RJR What Shade Are You: Where Do I Begin?

We often freeze in the face of limitless options – a new canvas, a blank page, a single vacation day, or a beautiful collection of RJR Cotton Supreme colour swatches. What will be the absolute best thing I can do with this opportunity? One could ponder endlessly… and then completely miss the chance to accomplish anything. So where did I begin?

For the What Shade Are You blog hop, RJR Fabrics invites designers to choose any quilt backing from an RJR or Cotton + Steel collection. I am not one to use many prints in my work, but Cotton + Steel’s Wonderland Collection were simply irresistible! The print I chose incorporates various characters and motifs from the story of Alice in Wonderland on a periwinkle background.

I wanted to depict the Queen of Hearts’ crown using one of my foundation-paper-pieced patterns — “Princess Cut” — scaled at different sizes. As I flipped through the Cotton Supreme solids swatch book, the rich reds really stole my attention and the saturated blues were a suitable companion, while a navy blue background was the perfect royal backdrop.

I wanted to juxtapose the paper pieced jewels with some traditional piecing set on point. These form smaller jewels in the crown. The top and bottom borders seems like an appropriate nod to tradition, as well as an opportunity to showcase the beautiful reds and blues together.

Background: Indigo #191

Greyscale, from lightest to darkest:

  • Swan #370
  • Argento #362
  • Silver Screen #380
  • Silver #125
  • Gale Force #282
  • Chalkboard #382

Blues, from lightest to darkest:

  • Carolina #313
  • Cornflower #94
  • Lancaster Sky #316
  • Electric Blue #296
  • Night #280

Reds, from lightest to darkest:

  • Beach Coral #355
  • Moulin Rouge #356
  • Scarlet Letter #325

From the outset, I had in mind that I would endeavour into free motion quilting for this project.

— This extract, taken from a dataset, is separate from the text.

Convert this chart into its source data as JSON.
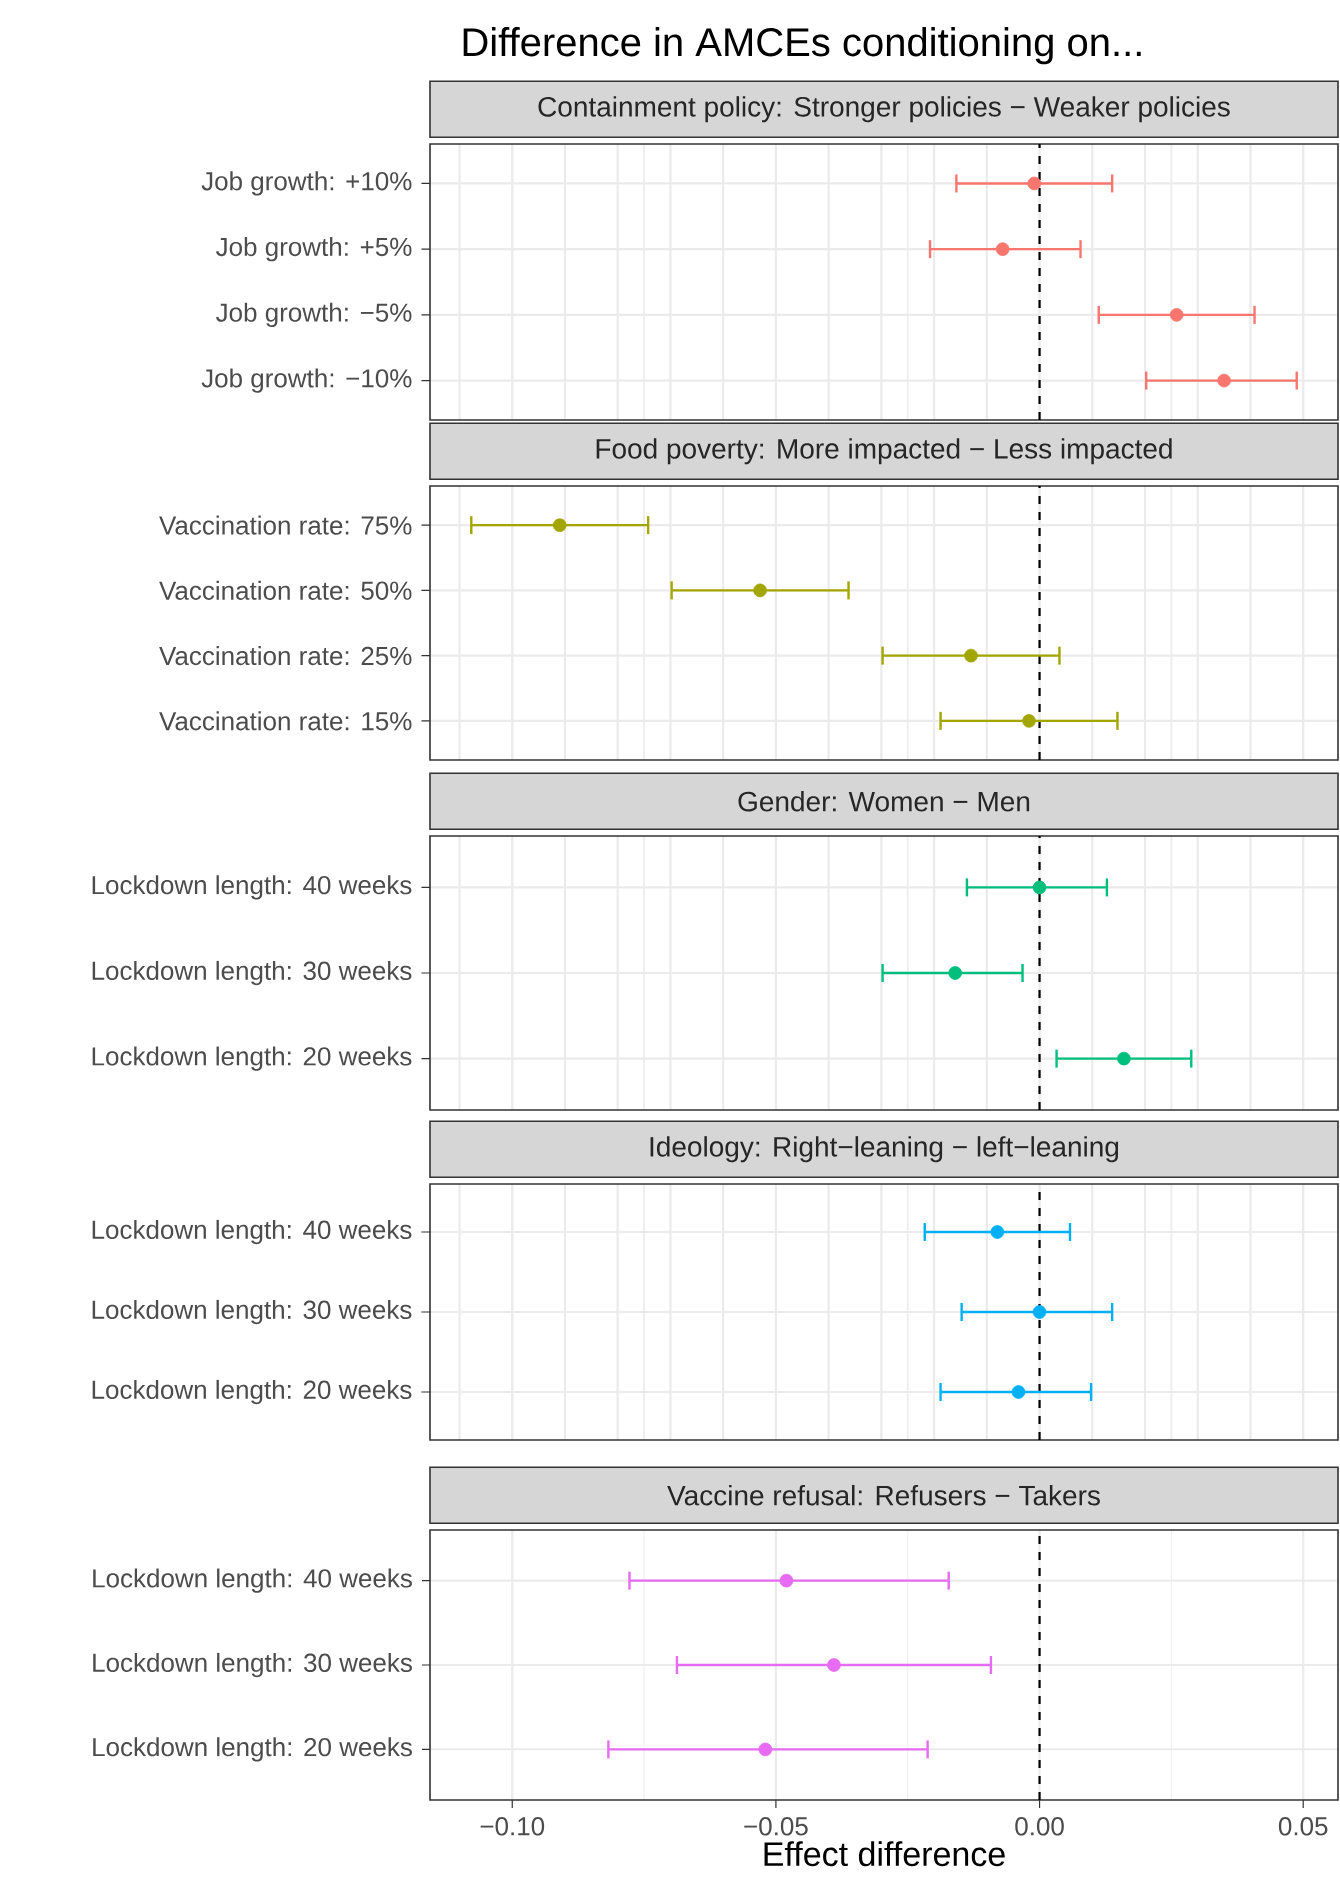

I wanted the jewels to be “set” in intricate metalwork, formed by the swirls and leaves in the negative space around them. In contrast, I used dot-to-dot ruler work in the jewels themselves and switched to a walking foot for radiating lines that shone from the crown. Some wobbly bits and not-so-straight lines, but I was pleased with the overall end result.

As the quilt approached completion, I knew without a doubt where I wanted to have it photographed. Completed in 1912, Dingle Tower is designated as one of Canada’s Historic Places and is a prominent landmark in Halifax. The two large bronze lions at the base of the tower were donated by the Royal Colonial Institute of London in 1913 and their design was influenced by the monumental lions at Trafalgar Square in London.

One of my favourite things is coming up with parameters – constructing a design problem out of endless possibilities or nothing at all, so that I have something to work around and something to solve. I am so happy that the Wonderland gave me an inspiring starting point, and subsquently opportunities to explore designs and techniques that were new to me.

Do you feel paralyzed when faced with too many choices? Jump in. Start somewhere. At worst, you will accomplish something mediocre — and at best, something wonderful.